On nous écrit

Cela ne concerne que les États-Unis

Philippe Beck commente un sujet repris du Monde diplomatique.
Liberté d’expression

Dans Le Courrier du 3 novembre, reprenant un article du Monde diplomatique, M. David Cole défend une liberté d’expression sans limite aucune, en dépit des dérapages verbaux de plus en plus fréquents que connaît son pays. «Opposer liberté et égalité conduit à une impasse», selon lui.

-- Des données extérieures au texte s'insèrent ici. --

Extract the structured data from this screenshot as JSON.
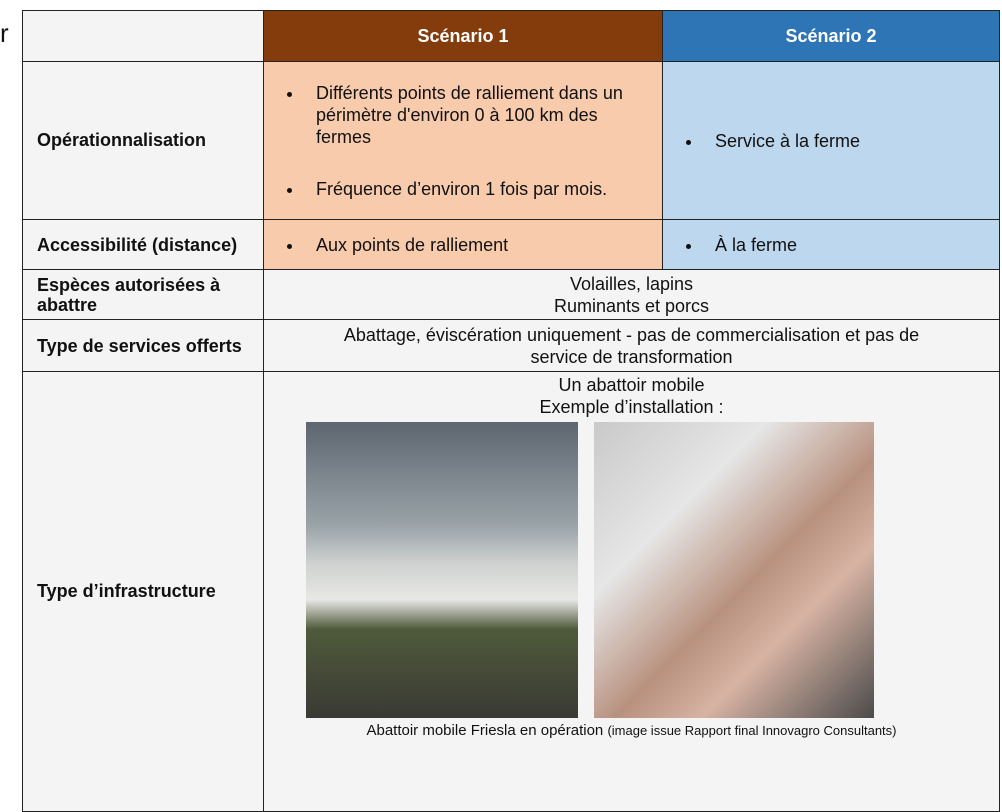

Or ses propos me paraissent tout à fait inappropriés, du moins dans une optique suisse.

Certes, les Etats-Unis se sont faits les champions de la liberté d’expression, garantie par le 1er amendement à leur Constitution, promulgué en 1791. Mais cet amendement vise à limiter les pouvoirs du Congrès étatsunien , éventuellement aussi – par extension, controversée d’ailleurs – des autres pouvoirs législatifs des Etats et de l’exécutif fédéral.

M. Cole ne prétend pas autre chose, en écrivant par exemple: «Nous nous trahirions nous-mêmes en autorisant nos dirigeants à gommer les points de vue qui leur paraîtraient inappropriés, erronés ou offensants.»

Certes. Mais tout autre est le mécanisme prévalant en Suisse, où la norme pénale interdisant les propos racistes tenus en public est inscrite dans le Code pénal (art. 261 bis). C’est donc à l’appareil judiciaire, et nullement au gouvernement ou aux Chambres fédérales, qu’il appartient de déterminer quels agissements tombent sous le coup de cette norme pénale. Les «inégalités de traitement» que dit craindre M. Cole sont par conséquent très improbables en Suisse, les institutions judiciaires – et particulièrement leur dernier «étage», le Tribunal fédéral, étant soigneusement construites de manière à éviter toute prise de pouvoir partisane en leur sein.

Lorsque M. Cole écrit: «Pourquoi donc les minorités confieraient-elles aux représentants de la majorité le soin de décréter quels discours doivent être bannis ou permis?», ou encore: «On ne gagnerait rien à laisser l’administration Trump – ni celle d’un Obama, d’ailleurs – contrôler ce qui peut être dit ou doit être tu», on peut lui donner raison… mais cela ne nous concerne en rien – même en remplaçant les noms de MM. Trump et Obama par ceux de nos fugaces présidents de la Confédération, voire par le Conseil fédéral tout entier…

Aux lecteurs, donc, de réaliser que cet article, intéressant certes, ne concernait rigoureusement que les Etats-Unis – et ne justifierait nulle remise en cause de la norme pénale antiraciste telle que nous la connaissons ici, heureusement!